Changes to Margaret Street planned for this summer


courtesy of City of St. Paul • The City of St. Paul is planning to add features to Margaret Street to help slow down traffic to make the street safer for all modes of transportation. The street is already a marked bike boulevard, meaning that cars and bicycles share the same space. In addition, an off-street trail will be added along McKnight Road between Minnehaha Avenue and Hudson Road.

courtesy of City of St. Paul • The city is adding a median at the intersection of Johnson Parkway and Margaret Street to prevent Margaret Street traffic from crossing Johnson Parkway.

Project aims to improve bike and pedestiran safety in the corridior.

 

During the St. Paul City Council meeting on Feb. 7, the council gave it’s final approval for bike and pedestrian improvements to be made to Margaret Street this summer. 
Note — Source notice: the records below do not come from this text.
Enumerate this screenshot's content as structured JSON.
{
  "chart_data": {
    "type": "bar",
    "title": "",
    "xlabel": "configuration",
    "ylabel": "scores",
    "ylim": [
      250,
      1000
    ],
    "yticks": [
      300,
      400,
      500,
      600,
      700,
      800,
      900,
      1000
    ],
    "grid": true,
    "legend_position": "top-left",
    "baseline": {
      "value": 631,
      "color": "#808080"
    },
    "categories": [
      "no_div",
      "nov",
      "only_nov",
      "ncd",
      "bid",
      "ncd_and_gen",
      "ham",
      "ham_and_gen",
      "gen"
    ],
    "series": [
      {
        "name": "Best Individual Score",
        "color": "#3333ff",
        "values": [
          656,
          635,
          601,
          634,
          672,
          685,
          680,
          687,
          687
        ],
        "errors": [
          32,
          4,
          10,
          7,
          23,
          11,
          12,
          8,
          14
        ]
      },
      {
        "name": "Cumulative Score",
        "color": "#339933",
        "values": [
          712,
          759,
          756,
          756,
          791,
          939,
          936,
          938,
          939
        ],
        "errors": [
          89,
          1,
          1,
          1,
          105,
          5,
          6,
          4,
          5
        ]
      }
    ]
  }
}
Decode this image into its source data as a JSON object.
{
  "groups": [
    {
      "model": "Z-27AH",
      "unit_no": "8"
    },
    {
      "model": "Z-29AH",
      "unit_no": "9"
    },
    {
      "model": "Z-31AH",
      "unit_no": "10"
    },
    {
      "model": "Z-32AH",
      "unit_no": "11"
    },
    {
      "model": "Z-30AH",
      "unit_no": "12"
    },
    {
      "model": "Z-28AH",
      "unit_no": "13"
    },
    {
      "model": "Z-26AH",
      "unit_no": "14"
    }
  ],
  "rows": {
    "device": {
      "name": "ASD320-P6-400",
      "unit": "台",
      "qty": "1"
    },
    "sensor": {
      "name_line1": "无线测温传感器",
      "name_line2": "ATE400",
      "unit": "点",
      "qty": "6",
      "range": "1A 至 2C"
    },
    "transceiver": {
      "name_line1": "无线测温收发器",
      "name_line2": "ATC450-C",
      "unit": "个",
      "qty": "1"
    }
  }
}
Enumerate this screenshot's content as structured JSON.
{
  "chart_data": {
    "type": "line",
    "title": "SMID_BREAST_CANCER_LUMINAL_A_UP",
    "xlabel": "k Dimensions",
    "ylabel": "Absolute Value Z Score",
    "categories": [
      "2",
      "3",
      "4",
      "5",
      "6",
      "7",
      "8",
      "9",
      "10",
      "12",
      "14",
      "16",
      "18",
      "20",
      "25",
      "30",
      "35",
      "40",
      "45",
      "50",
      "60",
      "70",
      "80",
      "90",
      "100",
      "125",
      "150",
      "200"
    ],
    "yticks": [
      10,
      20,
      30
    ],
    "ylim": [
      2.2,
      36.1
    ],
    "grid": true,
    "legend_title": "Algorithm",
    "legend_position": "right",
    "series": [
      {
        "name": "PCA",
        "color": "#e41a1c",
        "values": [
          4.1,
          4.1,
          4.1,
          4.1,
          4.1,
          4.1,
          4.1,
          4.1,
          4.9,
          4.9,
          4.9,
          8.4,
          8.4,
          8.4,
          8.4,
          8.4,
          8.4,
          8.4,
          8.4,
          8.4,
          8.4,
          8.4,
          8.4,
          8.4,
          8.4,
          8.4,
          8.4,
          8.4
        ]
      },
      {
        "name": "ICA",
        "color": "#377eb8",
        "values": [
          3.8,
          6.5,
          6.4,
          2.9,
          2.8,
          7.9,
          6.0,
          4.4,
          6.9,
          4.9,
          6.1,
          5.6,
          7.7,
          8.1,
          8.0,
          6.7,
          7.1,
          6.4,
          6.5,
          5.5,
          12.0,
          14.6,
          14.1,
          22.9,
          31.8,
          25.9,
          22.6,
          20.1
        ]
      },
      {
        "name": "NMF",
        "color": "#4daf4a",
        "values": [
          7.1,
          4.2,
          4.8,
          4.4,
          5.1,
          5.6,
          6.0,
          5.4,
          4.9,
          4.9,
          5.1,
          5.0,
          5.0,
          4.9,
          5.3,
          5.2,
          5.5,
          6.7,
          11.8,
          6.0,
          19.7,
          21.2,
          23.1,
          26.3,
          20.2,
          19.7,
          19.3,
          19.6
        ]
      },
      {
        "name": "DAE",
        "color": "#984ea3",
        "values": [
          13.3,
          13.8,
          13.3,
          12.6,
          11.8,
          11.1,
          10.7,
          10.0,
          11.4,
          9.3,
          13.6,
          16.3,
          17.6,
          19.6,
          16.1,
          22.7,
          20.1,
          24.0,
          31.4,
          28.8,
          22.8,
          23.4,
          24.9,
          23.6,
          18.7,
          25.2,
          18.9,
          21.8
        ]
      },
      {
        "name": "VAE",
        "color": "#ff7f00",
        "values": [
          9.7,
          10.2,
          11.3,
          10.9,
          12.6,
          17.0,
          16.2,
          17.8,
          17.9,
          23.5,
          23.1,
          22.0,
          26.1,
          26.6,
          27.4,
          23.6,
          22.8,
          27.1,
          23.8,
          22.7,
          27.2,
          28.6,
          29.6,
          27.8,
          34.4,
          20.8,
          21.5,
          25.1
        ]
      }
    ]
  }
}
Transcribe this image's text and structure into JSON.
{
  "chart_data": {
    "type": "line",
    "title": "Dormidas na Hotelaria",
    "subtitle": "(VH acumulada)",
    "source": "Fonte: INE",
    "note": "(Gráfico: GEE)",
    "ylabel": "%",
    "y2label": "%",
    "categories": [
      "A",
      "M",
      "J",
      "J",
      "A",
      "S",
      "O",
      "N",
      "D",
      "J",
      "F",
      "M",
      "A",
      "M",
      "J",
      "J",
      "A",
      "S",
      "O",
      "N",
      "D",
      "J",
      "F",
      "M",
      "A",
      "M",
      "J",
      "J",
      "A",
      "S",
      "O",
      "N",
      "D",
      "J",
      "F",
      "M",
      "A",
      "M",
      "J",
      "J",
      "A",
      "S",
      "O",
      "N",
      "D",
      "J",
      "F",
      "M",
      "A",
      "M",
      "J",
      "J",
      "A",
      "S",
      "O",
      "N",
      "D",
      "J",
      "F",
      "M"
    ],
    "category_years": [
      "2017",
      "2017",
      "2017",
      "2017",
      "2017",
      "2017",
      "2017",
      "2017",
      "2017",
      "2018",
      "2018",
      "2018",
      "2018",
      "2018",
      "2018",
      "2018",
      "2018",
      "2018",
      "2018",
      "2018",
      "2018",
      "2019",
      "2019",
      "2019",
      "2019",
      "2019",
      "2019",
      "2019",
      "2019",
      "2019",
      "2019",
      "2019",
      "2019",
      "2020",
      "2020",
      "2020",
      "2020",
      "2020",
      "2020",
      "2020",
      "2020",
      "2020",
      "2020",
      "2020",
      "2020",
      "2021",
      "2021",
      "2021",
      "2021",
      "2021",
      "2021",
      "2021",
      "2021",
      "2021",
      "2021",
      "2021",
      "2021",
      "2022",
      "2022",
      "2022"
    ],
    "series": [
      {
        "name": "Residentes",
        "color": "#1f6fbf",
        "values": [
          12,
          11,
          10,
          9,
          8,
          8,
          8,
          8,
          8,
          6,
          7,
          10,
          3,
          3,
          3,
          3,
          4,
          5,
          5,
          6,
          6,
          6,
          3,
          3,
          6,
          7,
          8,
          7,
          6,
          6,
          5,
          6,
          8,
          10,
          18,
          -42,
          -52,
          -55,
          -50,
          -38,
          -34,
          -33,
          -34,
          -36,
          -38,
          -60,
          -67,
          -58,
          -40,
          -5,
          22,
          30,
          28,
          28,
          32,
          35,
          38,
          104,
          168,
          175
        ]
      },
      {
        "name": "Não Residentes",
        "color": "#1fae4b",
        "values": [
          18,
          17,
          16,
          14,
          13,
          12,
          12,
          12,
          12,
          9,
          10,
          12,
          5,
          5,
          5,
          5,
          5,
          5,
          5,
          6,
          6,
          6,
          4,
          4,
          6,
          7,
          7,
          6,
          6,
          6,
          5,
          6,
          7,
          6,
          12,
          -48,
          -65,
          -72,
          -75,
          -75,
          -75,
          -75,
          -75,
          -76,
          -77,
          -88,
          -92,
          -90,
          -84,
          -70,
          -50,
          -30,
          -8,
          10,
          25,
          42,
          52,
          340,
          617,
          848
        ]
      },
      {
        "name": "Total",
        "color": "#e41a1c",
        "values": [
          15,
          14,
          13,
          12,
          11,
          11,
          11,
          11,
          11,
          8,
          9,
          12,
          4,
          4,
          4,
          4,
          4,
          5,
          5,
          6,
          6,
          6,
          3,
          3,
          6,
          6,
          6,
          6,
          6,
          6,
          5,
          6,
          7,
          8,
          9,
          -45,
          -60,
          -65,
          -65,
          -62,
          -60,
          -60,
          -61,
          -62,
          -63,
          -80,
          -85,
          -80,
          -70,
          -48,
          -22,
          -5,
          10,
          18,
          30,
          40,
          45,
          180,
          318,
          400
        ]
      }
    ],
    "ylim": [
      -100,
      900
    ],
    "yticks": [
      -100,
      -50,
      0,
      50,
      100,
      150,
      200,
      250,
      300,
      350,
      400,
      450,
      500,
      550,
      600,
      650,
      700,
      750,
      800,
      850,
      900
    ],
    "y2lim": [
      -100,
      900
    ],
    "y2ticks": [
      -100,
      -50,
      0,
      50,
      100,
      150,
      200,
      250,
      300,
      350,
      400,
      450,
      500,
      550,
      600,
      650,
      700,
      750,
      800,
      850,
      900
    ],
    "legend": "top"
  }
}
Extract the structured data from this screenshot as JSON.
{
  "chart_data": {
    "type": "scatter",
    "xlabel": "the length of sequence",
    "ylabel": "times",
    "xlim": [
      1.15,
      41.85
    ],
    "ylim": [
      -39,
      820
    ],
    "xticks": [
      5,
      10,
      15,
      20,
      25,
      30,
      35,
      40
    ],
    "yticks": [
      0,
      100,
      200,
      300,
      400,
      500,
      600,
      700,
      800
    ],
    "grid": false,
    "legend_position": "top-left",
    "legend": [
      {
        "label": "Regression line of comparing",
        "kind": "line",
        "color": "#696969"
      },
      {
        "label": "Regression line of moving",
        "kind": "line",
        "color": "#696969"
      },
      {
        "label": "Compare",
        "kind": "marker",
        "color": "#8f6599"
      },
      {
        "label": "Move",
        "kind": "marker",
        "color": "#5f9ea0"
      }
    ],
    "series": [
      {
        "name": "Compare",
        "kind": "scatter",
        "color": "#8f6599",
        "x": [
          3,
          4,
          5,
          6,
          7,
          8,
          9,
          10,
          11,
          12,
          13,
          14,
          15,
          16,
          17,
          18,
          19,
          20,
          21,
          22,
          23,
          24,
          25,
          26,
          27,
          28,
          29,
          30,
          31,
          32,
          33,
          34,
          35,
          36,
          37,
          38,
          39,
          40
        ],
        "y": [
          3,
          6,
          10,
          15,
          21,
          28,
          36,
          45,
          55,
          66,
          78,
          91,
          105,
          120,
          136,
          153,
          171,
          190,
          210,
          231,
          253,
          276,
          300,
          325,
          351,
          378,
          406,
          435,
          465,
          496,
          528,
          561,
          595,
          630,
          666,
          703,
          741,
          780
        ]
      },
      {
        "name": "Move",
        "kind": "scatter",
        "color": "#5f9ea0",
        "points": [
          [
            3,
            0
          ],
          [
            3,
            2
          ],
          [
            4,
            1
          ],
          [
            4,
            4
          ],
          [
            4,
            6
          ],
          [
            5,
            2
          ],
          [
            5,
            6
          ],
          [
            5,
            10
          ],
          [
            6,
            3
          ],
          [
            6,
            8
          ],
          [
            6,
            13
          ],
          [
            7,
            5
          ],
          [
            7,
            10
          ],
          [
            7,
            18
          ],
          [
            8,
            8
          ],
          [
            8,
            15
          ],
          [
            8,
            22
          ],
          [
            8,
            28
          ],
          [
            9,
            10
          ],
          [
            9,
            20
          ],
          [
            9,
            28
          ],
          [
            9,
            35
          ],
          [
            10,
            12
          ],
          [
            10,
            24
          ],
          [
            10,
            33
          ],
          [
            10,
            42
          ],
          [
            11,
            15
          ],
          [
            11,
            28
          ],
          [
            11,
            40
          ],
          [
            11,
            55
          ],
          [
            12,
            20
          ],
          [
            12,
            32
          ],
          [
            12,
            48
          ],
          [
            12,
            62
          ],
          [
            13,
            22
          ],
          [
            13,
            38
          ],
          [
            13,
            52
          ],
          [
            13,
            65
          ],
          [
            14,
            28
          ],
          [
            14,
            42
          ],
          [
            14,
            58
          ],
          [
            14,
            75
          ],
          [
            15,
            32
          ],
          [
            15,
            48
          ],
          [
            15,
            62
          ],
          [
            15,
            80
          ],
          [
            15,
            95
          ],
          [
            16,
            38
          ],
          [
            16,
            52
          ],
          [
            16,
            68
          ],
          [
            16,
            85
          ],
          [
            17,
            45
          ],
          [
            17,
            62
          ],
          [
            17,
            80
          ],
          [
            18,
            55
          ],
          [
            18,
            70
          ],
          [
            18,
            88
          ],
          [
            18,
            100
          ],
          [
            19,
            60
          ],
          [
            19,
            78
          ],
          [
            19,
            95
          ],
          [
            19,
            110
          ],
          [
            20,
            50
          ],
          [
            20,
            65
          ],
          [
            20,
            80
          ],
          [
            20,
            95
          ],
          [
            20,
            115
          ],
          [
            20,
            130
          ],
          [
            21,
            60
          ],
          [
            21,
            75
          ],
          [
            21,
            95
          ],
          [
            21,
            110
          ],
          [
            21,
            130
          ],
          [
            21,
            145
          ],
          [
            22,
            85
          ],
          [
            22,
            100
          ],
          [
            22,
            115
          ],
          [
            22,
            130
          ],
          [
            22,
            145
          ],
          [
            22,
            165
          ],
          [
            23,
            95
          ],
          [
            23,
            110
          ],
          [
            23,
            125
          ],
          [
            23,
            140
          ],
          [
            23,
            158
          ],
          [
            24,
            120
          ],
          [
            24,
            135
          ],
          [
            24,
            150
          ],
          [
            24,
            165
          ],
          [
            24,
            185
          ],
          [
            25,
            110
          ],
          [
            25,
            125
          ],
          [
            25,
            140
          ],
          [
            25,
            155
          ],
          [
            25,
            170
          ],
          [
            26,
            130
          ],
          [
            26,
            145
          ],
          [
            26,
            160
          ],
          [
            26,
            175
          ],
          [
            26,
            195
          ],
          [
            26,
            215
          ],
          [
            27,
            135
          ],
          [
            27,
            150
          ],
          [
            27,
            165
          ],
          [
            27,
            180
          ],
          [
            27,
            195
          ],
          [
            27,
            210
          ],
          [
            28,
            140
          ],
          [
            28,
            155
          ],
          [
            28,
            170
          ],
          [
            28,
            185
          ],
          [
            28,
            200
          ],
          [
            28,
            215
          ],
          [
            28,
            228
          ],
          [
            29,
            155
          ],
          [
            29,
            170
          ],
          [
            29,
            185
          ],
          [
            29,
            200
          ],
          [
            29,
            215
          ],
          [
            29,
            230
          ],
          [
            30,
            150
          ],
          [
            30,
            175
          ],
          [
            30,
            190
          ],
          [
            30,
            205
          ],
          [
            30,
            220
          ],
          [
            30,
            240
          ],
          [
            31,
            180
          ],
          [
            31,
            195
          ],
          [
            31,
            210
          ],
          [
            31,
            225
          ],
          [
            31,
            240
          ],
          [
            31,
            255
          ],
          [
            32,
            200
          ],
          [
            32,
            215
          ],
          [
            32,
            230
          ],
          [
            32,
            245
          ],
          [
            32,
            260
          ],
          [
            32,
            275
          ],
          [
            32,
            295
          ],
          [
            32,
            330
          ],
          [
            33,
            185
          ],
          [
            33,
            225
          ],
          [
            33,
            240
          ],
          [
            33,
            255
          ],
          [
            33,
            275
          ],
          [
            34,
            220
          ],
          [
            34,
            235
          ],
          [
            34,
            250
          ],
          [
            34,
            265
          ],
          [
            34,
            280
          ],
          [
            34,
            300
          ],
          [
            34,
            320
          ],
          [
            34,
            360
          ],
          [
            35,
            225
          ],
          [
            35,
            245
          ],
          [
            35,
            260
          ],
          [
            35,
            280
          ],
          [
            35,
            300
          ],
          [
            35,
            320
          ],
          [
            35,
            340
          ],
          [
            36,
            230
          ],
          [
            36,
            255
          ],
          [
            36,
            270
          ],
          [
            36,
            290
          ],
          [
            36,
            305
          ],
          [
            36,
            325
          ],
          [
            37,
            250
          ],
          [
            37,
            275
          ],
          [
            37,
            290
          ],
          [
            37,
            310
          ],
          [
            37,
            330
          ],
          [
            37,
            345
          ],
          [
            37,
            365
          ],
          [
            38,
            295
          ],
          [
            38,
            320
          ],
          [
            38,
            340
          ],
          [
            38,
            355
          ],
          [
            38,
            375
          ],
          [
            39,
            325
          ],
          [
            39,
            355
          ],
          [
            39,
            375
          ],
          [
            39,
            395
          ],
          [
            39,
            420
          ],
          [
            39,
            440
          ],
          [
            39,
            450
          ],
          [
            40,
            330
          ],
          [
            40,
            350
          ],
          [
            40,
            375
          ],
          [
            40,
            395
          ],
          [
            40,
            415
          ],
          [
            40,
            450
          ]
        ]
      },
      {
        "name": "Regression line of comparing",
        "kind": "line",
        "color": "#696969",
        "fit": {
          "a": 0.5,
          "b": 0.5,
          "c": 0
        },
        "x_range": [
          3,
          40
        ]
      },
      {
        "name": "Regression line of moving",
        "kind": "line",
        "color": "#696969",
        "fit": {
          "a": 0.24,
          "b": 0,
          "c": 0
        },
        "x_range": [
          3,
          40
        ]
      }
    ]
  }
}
According to city documents, the work will take place between Forest Street and McKnight Road and include construction of an off-street trail along McKnight Road between Minnehaha Avenue and Hudson Road. 

This follows more than four years of planning, which started when the Dayton’s Bluff Greenspace Committee proposed making such improvements to Margaret Street. 

The street will have a variety of features added to it, including traffic circles and bump-outs at intersections, in an attempt to slow down traffic and make it safer for everyone, including bikers and pedestrians, to use.

In the four years leading up to this summer’s construction, the project was given $100,000 to conduct studies and create designs. Overall, the work will cost nearly $2 million, using both federal and local funding. Property owners along the project corridor will not be assessed to pay for the work.

In 2014, Margaret Street was established as a bike boulevard route, with signage and striping added to mark it, meaning that bikers do not have their own lane, but share the road with traffic.

 

Improvements

According to city documents, the goal of the changes on Margaret Street include slowing down traffic, making it safer and easier for bikers to use the street, and to make the corridor easier and safer for pedestrians. 

Features to be added include traffic circles, curb bump-outs and ADA-compliant pedestrian ramps. Sections of the sidewalk will also be repaired.

Reuben Collins, a St. Paul transportation planner and engineer, said features like traffic circles help slow down traffic as vehicles navigate around them.

Curb bump-outs, which are built where pedestrians cross the road, make crossings safer, said Collins, because they reduce the amount of road space a pedestrian must cross and also make pedestrians more visible. Collins added that bump-outs make vehicles slow down as they turn.

City documents show plans to install traffic circles at Atlantic, Hazelwood, Flandrau, Hazel and Winthrop streets. 

Curb bump-outs will be installed at Forest, Earl and Ruth streets and McKnight Road. 

Sidewalks will be replaced on both sides between Etna and Birmingham streets, on the south side between Birmingham and Barclay streets, and on both sides between Hazelwood and Germain streets. Sidewalks are mainly being replaced due to damage and heaving from tree roots. 

 

Additional features 

In addition, the project will include a “geometric redesign” of the intersection at Margaret Street and Johnson Parkway, which will include a median installed that will prevent Margaret Street traffic from crossing Johnson Parkway.

A separate bike path will be constructed along McKnight Road between Minnehaha Avenue and Hudson Road, connecting to existing bike paths that are already in place along McKnight. 

The work is expected to start and be completed this summer.

Overall, the community and commuters have been receptive of the plan. In the more than 20 comments submitted to the city council, the majority supported making the road safer for all users. Many commenters described using the corridor to bike to jobs at 3M in Maplewood on the other end of McKnight Road. Others expressed concerns regarding the median at Johnson and Margaret and how that would affect traffic flow.

The work ties into the St. Paul Bicycle Plan, which was adopted by the St. Paul City Council in 2015 to designate how bike infrastructure will be increased over time across the city, connecting to infrastructure across Ramsey County.

 

Slowly expanding

While Margaret Street has been designated a bicycle boulevard for a few years, the St. Paul Public Works Department is considering a few other bicycle-related projects on the East Side and across the city in an attempt to expand the bicycle network.

The city held an information session in January regarding the addition of a marked bike lane on Prosperity Road, Hazelwood Street and Prosperity Avenue that will be added after those streets are repaved this summer.

Forest Street between Maryland Avenue and Seventh Street is scheduled to be resurfaced by the city this year as well; Collins said that may provide an opportunity to add bike features. He said the city hasn’t studied or engineered it yet, “but it’s something we’re considering.”

Collins added that the city is making plans to construct an off-street path along Johnson Parkway between Burns Avenue and Phalen Boulevard in 2020, further expanding bike networks on the East Side.